En tiempos de autobiografías instantáneas, redes convertidas en diarios abiertos y textos donde el yo se expone sin mediación, la poesía plantea una pregunta decisiva: ¿quién habla cuando un poema dice "yo"? ¿Habla la persona histórica que escribe? ¿Habla una voz creada por el lenguaje? ¿Habla, incluso, una sensibilidad sin dueño, un pulso afectivo que el poema genera en la mente del lector?
Explorar estas preguntas permite entender el poema no como un espejo de la vida, sino como un dispositivo donde la experiencia se transforma. Para ello, resulta útil distinguir tres dimensiones que coexisten y se entrelazan: el yo biográfico, el yo poético y el yo lírico. No son categorías rígidas; son operaciones. Modos en que la poesía convierte lo vivido en lenguaje y lo convierte, también, en emoción compartida.
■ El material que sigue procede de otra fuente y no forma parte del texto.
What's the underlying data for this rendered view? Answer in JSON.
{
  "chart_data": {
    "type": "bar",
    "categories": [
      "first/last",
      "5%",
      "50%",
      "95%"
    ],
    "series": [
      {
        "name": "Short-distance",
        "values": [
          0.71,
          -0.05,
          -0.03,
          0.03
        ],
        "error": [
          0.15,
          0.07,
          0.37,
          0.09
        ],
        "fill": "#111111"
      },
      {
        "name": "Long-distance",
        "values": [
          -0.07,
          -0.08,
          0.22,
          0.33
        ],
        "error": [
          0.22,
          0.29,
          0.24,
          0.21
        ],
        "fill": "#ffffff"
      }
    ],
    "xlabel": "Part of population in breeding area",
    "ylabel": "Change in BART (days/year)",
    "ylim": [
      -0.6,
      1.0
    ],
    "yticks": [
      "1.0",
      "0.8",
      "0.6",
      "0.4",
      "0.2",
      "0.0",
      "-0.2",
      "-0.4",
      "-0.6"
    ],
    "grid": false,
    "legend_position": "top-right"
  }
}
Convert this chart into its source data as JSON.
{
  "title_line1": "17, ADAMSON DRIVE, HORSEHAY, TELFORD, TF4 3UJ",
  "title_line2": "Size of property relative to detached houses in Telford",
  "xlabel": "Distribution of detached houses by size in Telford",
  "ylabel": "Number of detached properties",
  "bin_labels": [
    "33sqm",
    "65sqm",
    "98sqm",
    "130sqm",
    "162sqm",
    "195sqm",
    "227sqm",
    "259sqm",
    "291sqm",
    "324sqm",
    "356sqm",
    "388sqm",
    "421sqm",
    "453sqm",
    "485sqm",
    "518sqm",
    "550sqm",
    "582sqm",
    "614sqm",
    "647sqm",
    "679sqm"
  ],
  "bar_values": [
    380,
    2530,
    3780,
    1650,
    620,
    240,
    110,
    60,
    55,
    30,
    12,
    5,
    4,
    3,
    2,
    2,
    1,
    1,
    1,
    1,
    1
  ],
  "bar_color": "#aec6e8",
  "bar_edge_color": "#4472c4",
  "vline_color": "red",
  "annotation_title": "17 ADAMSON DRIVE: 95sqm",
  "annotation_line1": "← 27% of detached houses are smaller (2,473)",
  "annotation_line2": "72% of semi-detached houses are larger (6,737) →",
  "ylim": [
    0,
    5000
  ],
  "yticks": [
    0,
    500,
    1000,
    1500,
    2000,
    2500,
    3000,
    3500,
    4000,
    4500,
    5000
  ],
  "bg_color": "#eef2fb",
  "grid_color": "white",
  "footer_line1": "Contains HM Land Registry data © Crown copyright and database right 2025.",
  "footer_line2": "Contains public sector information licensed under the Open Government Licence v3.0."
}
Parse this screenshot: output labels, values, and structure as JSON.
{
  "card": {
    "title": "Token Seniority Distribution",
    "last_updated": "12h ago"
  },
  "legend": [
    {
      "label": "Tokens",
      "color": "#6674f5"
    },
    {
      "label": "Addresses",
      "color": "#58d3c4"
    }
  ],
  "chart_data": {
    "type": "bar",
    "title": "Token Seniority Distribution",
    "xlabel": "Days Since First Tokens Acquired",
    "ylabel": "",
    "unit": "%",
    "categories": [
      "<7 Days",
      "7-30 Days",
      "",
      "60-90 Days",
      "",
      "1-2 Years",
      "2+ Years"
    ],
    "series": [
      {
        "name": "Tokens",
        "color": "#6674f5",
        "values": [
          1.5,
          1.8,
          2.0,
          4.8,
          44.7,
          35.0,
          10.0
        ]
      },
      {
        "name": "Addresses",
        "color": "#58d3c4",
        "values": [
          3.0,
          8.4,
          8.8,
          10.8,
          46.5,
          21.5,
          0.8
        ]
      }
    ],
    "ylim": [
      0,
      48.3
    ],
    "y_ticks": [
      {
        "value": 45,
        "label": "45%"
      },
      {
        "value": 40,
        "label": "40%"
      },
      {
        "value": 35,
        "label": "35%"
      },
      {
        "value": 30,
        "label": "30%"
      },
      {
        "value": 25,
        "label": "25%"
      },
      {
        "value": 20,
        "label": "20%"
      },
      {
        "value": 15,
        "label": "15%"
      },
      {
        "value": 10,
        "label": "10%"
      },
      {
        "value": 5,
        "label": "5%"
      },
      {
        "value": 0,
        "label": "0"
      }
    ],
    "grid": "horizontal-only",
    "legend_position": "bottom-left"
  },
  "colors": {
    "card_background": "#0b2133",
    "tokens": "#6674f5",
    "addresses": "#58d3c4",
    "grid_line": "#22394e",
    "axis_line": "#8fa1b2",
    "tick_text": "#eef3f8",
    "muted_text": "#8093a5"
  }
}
El punto de partida es el más obvio y, a la vez, el más engañoso: el yo biográfico, la persona que escribe. Un sujeto con historia, memoria, heridas y alegrías. Ningún poema nace del vacío; siempre hay un cuerpo que respira detrás de las palabras. Sin embargo, la biografía del autor resulta insuficiente para dar cuenta del sentido de un poema. Michel Foucault lo expuso con particular rigor en ¿Qué es un autor? (1969), al afirmar que la figura autoral no constituye un origen primario de significado, sino una "función del discurso". En este marco, el autor opera como principio organizador de unidad y coherencia, pero dicha unidad es producto de procedimientos complejos de selección, exclusión y jerarquización, antes que una propiedad inherente del sujeto que escribe. Así, el autor deja de ser la instancia privilegiada de interpretación y ya no garantiza por sí mismo el acceso al sentido del texto.
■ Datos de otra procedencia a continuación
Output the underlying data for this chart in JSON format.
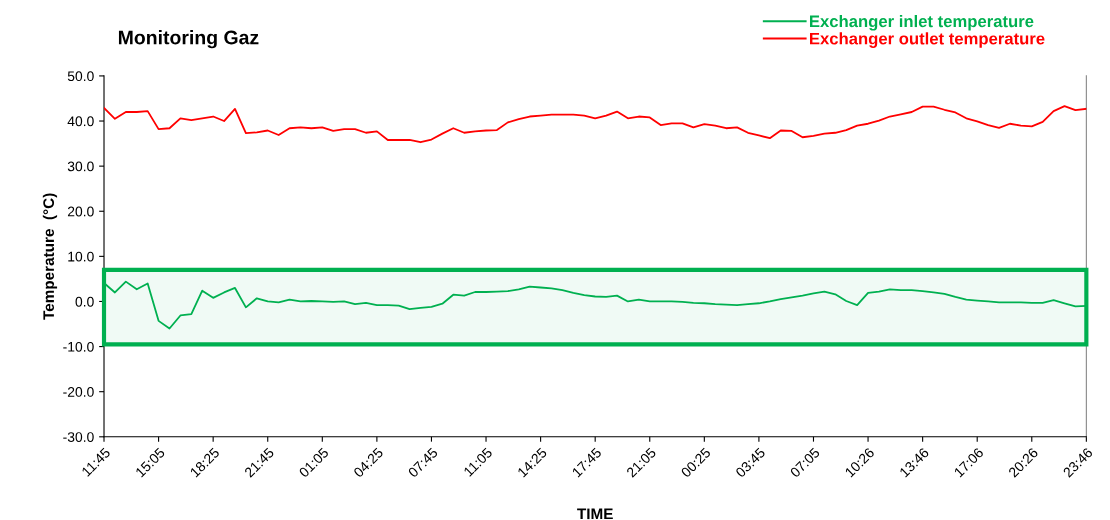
{
  "chart_data": {
    "type": "line",
    "title": "Monitoring Gaz",
    "xlabel": "TIME",
    "ylabel": "Temperature  (°C)",
    "categories": [
      "11:45",
      null,
      null,
      null,
      null,
      "15:05",
      null,
      null,
      null,
      null,
      "18:25",
      null,
      null,
      null,
      null,
      "21:45",
      null,
      null,
      null,
      null,
      "01:05",
      null,
      null,
      null,
      null,
      "04:25",
      null,
      null,
      null,
      null,
      "07:45",
      null,
      null,
      null,
      null,
      "11:05",
      null,
      null,
      null,
      null,
      "14:25",
      null,
      null,
      null,
      null,
      "17:45",
      null,
      null,
      null,
      null,
      "21:05",
      null,
      null,
      null,
      null,
      "00:25",
      null,
      null,
      null,
      null,
      "03:45",
      null,
      null,
      null,
      null,
      "07:05",
      null,
      null,
      null,
      null,
      "10:26",
      null,
      null,
      null,
      null,
      "13:46",
      null,
      null,
      null,
      null,
      "17:06",
      null,
      null,
      null,
      null,
      "20:26",
      null,
      null,
      null,
      null,
      "23:46"
    ],
    "ylim": [
      -30,
      50
    ],
    "yticks": [
      {
        "value": -30,
        "label": "-30.0"
      },
      {
        "value": -20,
        "label": "-20.0"
      },
      {
        "value": -10,
        "label": "-10.0"
      },
      {
        "value": 0,
        "label": "0.0"
      },
      {
        "value": 10,
        "label": "10.0"
      },
      {
        "value": 20,
        "label": "20.0"
      },
      {
        "value": 30,
        "label": "30.0"
      },
      {
        "value": 40,
        "label": "40.0"
      },
      {
        "value": 50,
        "label": "50.0"
      }
    ],
    "grid": false,
    "legend": "top right",
    "marker": "none",
    "line_style": "solid",
    "bands": [
      {
        "axis": "y",
        "from": -9.5,
        "to": 7.0,
        "color": "#00b050"
      }
    ],
    "series": [
      {
        "name": "Exchanger inlet temperature",
        "color": "#00b050",
        "values": [
          4.1,
          2.0,
          4.4,
          2.7,
          4.0,
          -4.3,
          -6.0,
          -3.1,
          -2.8,
          2.4,
          0.8,
          2.0,
          3.0,
          -1.3,
          0.7,
          0.0,
          -0.2,
          0.4,
          0.0,
          0.1,
          0.0,
          -0.1,
          0.0,
          -0.6,
          -0.3,
          -0.8,
          -0.8,
          -0.9,
          -1.7,
          -1.4,
          -1.2,
          -0.5,
          1.5,
          1.3,
          2.1,
          2.1,
          2.2,
          2.3,
          2.7,
          3.3,
          3.1,
          2.9,
          2.5,
          1.9,
          1.4,
          1.1,
          1.0,
          1.3,
          0.0,
          0.4,
          0.0,
          0.0,
          0.0,
          -0.1,
          -0.3,
          -0.4,
          -0.6,
          -0.7,
          -0.8,
          -0.6,
          -0.4,
          0.0,
          0.5,
          0.9,
          1.3,
          1.8,
          2.2,
          1.6,
          0.1,
          -0.8,
          1.9,
          2.2,
          2.7,
          2.5,
          2.5,
          2.3,
          2.0,
          1.7,
          1.0,
          0.4,
          0.2,
          0.0,
          -0.2,
          -0.2,
          -0.2,
          -0.3,
          -0.3,
          0.3,
          -0.4,
          -1.1,
          -1.0
        ]
      },
      {
        "name": "Exchanger outlet temperature",
        "color": "#ff0000",
        "values": [
          42.9,
          40.5,
          42.0,
          42.0,
          42.2,
          38.2,
          38.4,
          40.6,
          40.2,
          40.6,
          41.0,
          40.0,
          42.7,
          37.3,
          37.5,
          37.9,
          36.9,
          38.4,
          38.6,
          38.4,
          38.6,
          37.8,
          38.2,
          38.2,
          37.4,
          37.7,
          35.8,
          35.8,
          35.8,
          35.3,
          35.9,
          37.2,
          38.4,
          37.4,
          37.7,
          37.9,
          38.0,
          39.7,
          40.4,
          41.0,
          41.2,
          41.4,
          41.4,
          41.4,
          41.2,
          40.6,
          41.2,
          42.1,
          40.6,
          41.0,
          40.8,
          39.1,
          39.5,
          39.5,
          38.6,
          39.3,
          39.0,
          38.4,
          38.6,
          37.4,
          36.8,
          36.2,
          37.9,
          37.8,
          36.4,
          36.7,
          37.2,
          37.4,
          38.0,
          39.0,
          39.4,
          40.1,
          41.0,
          41.5,
          42.0,
          43.2,
          43.2,
          42.5,
          41.9,
          40.6,
          39.9,
          39.1,
          38.5,
          39.4,
          39.0,
          38.8,
          39.8,
          42.2,
          43.3,
          42.4,
          42.7
        ]
      }
    ]
  }
}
Esta distancia entre vida y forma (autor y poesía), aparece también en clave irónica en el escritor dominicano Diógenes Céspedes, quien advertía en 1976 que la poesía no puede ser simple descarga emocional. Escribía:
"Si hace diez años que alguien hizo su primer pinino poético y encuentra como justificación la impotencia, la ira, las injusticias sociales, la angustia, el desprecio de una muchacha o el amor de otra, entonces no es poeta y debe, en consecuencia buscar por otros senderos las soluciones adecuadas a sus problemas. Si impotencia, consultar un psicólogo; si ira, un sedante; si injusticias sociales, abrazar la causa militante del partido; si desprecio de Eros, desamargarse o desahogarse en otra parte, no en el papel…” (Escritos críticos, p. 196).
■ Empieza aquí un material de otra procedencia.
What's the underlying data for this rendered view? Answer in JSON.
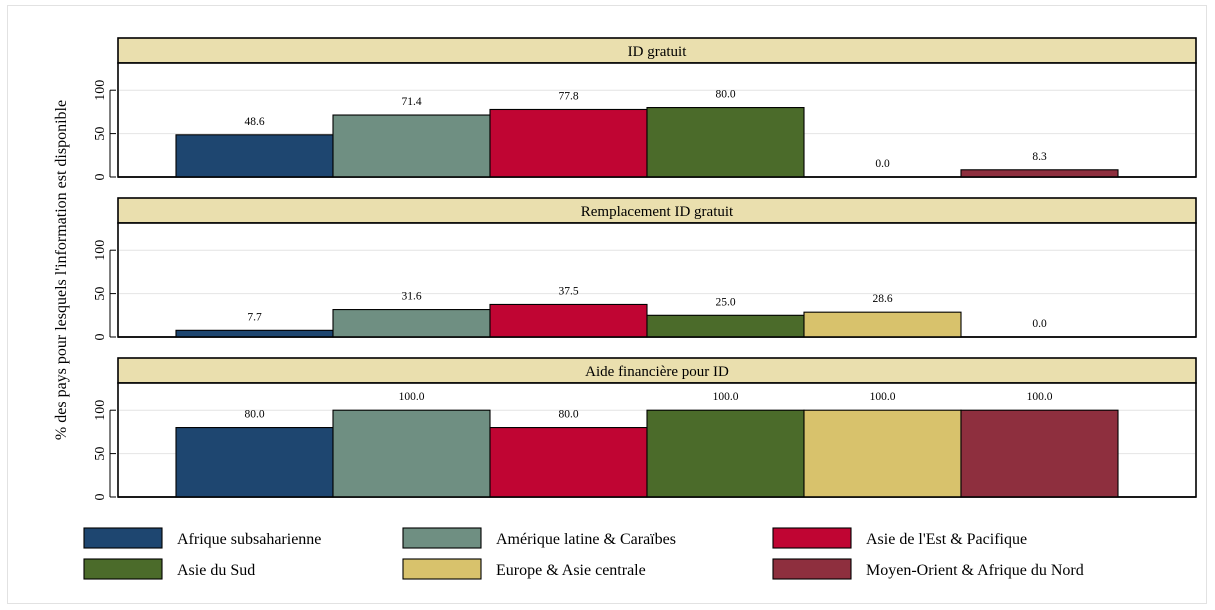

La subjetividad personal, ya sea entendida como un sujeto gramatical o psicológico, como señala Céspedes desde una perspectiva rítmica, no es el enfoque principal del poema. Lo que realmente importa es cómo esa subjetividad se despliega en el discurso. Ninguna emoción, por sincera o intensa que sea, se transforma automáticamente en poesía.
Esa transformación se inicia con el yo poético, la voz que enuncia el poema. Roland Barthes lo define como un "sujeto de enunciación" (El susurro del lenguaje, 1979): una instancia textual que organiza el discurso, adopta una máscara y dirige la atención estética. No es una falsedad ni un disfraz para esconder al autor, sino un mecanismo que permite intensificar el lenguaje, ordenar el ritmo, construir una mirada.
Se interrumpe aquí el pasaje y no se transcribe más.